Hackers tend to stash away lots of stuff that seems useless, right up until it saves the day. This includes not just junk in our parts bin but brains full of tips and tricks for the shop. With that in mind, you might want to file away a few of the tips in [AvE]’s video of how he made bulletproof glass for a rainy day.

By his own admission, [AvE]’s video is a little disjointed, and the topic of the bulletproof glass is only covered at the beginning and again briefly at the end. Most of the video concerns the machining of a stout stand for the glass for testing on the range. There’s plenty to learn from the machining, though, and [AvE] is always good for a laugh, so the video is worth a watch. The bulletproof glass itself is part of a long-term project that [AvE] is releasing first to his Patreon patrons – a ridiculously over-built flashlight dubbed “The Midnight Sun”. His first two tries at laminating the Lexan discs were less that optimal, as both brands of cyanoacrylate glue clouded the polycarbonate. Stay tuned to the end of the video for the secret of welding Lexan together into an optically clear sandwich.

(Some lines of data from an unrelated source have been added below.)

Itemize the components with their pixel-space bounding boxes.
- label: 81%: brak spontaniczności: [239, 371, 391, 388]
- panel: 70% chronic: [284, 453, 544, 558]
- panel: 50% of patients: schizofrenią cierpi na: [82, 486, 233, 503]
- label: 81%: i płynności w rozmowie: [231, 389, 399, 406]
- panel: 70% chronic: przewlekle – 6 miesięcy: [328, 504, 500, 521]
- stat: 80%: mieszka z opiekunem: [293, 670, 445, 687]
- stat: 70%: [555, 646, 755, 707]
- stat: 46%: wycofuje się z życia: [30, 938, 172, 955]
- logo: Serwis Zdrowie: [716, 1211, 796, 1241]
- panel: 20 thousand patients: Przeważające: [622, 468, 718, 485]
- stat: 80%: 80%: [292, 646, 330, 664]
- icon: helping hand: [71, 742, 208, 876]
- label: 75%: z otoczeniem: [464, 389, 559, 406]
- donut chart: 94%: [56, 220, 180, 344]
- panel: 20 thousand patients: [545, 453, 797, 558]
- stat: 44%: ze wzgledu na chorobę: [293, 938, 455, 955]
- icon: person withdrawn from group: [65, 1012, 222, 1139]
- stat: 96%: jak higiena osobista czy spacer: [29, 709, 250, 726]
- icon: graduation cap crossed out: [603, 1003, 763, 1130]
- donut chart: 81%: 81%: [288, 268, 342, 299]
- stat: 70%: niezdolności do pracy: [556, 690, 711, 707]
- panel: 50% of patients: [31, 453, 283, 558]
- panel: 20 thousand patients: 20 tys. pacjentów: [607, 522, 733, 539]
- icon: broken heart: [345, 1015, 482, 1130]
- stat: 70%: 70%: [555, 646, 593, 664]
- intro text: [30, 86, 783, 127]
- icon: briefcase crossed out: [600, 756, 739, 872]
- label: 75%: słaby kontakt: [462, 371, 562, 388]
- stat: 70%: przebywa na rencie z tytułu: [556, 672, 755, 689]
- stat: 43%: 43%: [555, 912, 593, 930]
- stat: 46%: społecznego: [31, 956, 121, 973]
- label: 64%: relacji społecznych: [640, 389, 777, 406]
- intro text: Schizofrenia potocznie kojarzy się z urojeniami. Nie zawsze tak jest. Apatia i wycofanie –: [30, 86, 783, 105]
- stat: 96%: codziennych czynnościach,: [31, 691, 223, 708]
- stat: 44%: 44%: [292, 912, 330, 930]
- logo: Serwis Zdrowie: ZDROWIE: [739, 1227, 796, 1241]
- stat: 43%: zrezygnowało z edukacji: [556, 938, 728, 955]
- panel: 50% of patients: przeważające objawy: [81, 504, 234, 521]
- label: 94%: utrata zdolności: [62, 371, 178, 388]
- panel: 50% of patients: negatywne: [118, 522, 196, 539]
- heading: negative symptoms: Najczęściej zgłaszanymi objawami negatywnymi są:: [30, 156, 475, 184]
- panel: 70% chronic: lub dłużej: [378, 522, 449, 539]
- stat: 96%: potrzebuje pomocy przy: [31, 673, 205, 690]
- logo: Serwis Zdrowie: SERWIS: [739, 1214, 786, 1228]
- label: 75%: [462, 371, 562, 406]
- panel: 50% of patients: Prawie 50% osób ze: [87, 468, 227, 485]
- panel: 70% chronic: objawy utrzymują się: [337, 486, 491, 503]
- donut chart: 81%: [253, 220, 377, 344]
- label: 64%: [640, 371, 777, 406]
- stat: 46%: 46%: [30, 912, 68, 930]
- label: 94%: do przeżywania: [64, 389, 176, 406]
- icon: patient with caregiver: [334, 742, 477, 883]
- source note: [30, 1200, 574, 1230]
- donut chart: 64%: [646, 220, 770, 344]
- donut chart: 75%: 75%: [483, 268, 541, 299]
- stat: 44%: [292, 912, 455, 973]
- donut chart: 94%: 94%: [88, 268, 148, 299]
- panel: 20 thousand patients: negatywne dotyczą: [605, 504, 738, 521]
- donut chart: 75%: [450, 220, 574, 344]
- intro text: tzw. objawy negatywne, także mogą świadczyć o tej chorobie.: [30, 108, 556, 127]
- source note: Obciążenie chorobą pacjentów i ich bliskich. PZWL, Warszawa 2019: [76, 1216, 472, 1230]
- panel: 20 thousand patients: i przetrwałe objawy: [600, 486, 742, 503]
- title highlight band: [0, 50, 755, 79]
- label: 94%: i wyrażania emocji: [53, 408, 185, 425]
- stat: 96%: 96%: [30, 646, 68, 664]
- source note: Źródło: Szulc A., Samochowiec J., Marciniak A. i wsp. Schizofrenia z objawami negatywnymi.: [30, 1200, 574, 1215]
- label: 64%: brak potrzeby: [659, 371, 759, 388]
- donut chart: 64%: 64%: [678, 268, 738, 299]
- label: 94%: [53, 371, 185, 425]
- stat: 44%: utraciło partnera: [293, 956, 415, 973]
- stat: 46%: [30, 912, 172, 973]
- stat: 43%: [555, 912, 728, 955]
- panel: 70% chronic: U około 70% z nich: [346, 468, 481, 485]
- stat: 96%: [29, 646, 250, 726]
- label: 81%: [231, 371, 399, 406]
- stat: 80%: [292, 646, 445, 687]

As for testing under fire, [AvE] sent the rig off to buddy [TAOFLEDERMAUS] for the hot lead treatment. The video after the break shows that the glass is indeed bulletproof, as long as the bullet in question is a .22LR. Not so much for the 9mm, though – that was a clear punch-through. Still, pretty impressive performance for homebrew.

If you want something that can stop an arrow, there’s a lot of materials science to be learned from the ancient Greeks.